BTW, I reproduced your post on my blog in my blog. The nice words put in by someone of your stature in the blogosphere is something I will cherish for posterity, among other reasons.
Wil, hello. Where did we meet? I know several Wil’s. Email me at chytdaytec@gmail.com. Please do visit my blog and share.
Anonymous, thanks. Is that your real name? 🙂
Bill, I just love your blog. It reconnected me to a relative.
Wil emailed me. I met him, I suppose, during that time when he came to the Philippines and he experienced being set up with someone (as he related in his blog) but the fireworks just didn’t “fire.” So he went back to the US empty-handed. In the Kankanaey dialect, we say he was “nasaew.”
I told him that if his blog inspired From the Boondocks, then he is my allapo in blogosphere.
So we are a happy family. Let us have a family reunion one time.
Hi Anon,
Told you 🙂 Thanks.
Hi Wil,
Yup, you are. Thanks.
Hi Chyt,
You’re welcome. And thanks for the kind words too :-).
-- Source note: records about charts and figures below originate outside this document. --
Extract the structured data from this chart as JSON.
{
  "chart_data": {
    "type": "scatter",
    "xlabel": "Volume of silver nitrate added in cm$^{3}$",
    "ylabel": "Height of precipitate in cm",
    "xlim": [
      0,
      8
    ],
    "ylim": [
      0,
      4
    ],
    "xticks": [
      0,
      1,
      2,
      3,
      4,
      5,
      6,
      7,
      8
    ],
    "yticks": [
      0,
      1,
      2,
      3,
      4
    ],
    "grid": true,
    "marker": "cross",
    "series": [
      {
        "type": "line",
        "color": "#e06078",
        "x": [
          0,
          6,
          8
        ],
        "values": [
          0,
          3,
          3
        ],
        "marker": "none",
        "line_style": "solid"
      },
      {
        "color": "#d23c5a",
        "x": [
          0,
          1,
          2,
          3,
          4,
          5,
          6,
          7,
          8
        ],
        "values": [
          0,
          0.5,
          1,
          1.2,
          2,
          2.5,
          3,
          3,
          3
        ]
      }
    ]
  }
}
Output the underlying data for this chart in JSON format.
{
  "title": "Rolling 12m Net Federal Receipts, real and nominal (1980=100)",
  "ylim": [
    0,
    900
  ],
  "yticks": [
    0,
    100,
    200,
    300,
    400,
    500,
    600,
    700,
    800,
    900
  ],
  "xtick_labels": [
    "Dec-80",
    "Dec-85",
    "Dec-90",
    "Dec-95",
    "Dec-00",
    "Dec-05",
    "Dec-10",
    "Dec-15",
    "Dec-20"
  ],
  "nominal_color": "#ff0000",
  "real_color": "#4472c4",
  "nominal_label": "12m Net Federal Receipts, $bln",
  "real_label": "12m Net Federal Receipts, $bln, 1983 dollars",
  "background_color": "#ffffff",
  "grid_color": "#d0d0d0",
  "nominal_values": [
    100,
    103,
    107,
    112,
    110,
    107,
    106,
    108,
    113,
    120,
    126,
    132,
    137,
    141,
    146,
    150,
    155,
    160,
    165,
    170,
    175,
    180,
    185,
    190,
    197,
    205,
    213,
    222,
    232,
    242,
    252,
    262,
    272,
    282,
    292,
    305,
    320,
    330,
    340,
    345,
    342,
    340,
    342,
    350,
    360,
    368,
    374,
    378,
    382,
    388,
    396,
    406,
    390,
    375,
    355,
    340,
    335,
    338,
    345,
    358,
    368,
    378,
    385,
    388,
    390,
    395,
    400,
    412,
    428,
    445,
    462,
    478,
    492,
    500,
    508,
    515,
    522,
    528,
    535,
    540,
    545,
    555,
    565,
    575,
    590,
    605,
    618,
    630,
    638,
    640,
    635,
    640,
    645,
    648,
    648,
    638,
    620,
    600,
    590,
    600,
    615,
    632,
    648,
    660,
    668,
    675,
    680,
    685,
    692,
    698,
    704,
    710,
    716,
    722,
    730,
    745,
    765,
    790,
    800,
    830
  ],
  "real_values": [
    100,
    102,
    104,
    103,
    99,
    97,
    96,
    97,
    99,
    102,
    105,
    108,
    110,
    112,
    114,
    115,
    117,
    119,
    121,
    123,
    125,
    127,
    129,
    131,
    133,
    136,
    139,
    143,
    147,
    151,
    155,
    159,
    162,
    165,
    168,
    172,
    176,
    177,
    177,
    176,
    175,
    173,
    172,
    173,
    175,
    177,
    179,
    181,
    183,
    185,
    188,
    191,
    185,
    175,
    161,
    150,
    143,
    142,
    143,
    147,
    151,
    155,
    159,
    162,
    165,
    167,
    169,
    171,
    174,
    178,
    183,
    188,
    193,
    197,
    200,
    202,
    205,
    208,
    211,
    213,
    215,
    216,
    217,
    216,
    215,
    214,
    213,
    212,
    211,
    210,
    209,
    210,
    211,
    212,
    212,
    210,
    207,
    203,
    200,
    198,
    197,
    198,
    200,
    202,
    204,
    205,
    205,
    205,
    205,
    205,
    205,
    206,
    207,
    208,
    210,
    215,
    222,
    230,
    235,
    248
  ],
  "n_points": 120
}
Aha, relative pala kayo ni Wil ha! Ya, it was fun reading his blog about being set up. We have a chance to set him up again when he comes home towards the end of the year hehe. He and the others really helped this blog because they kept commenting kaya siyempre inspired naman tayo to keep on blogging. A reunion/get together would be nice 🙂 Thanks.
Bill, Wil is my husband’s second cousin. His mom and my mom-in-law are first cousins. They are a very close-knit family.
Sapay koma ta maka-anap siya as babassang asnan blog mo. Good material iman na.
Speaking of how sipag Wil et al had been reacting to your posts, maganda kasi format ng blog mo. You deal with everyday issues that everyone can identify with. Kumbaga sa movie, rated GP ang FTB.
I did not even realize your blog is relatively new. I thought it has always been around with the volume of comments your posts generate. How it has tremendously grown in viewership speaks of its popularity and relevance. It is already an Igorot institution. In the future, you should consider reducing (or inflating?) FTB issues into a book. May Part I, Part II pa.
Hi Chyt,
Worth publishing ba? I’m not so sure hehe. Baka kawawa pang mga puno ang mappuputol for a book that no one will read 🙂 Thanks.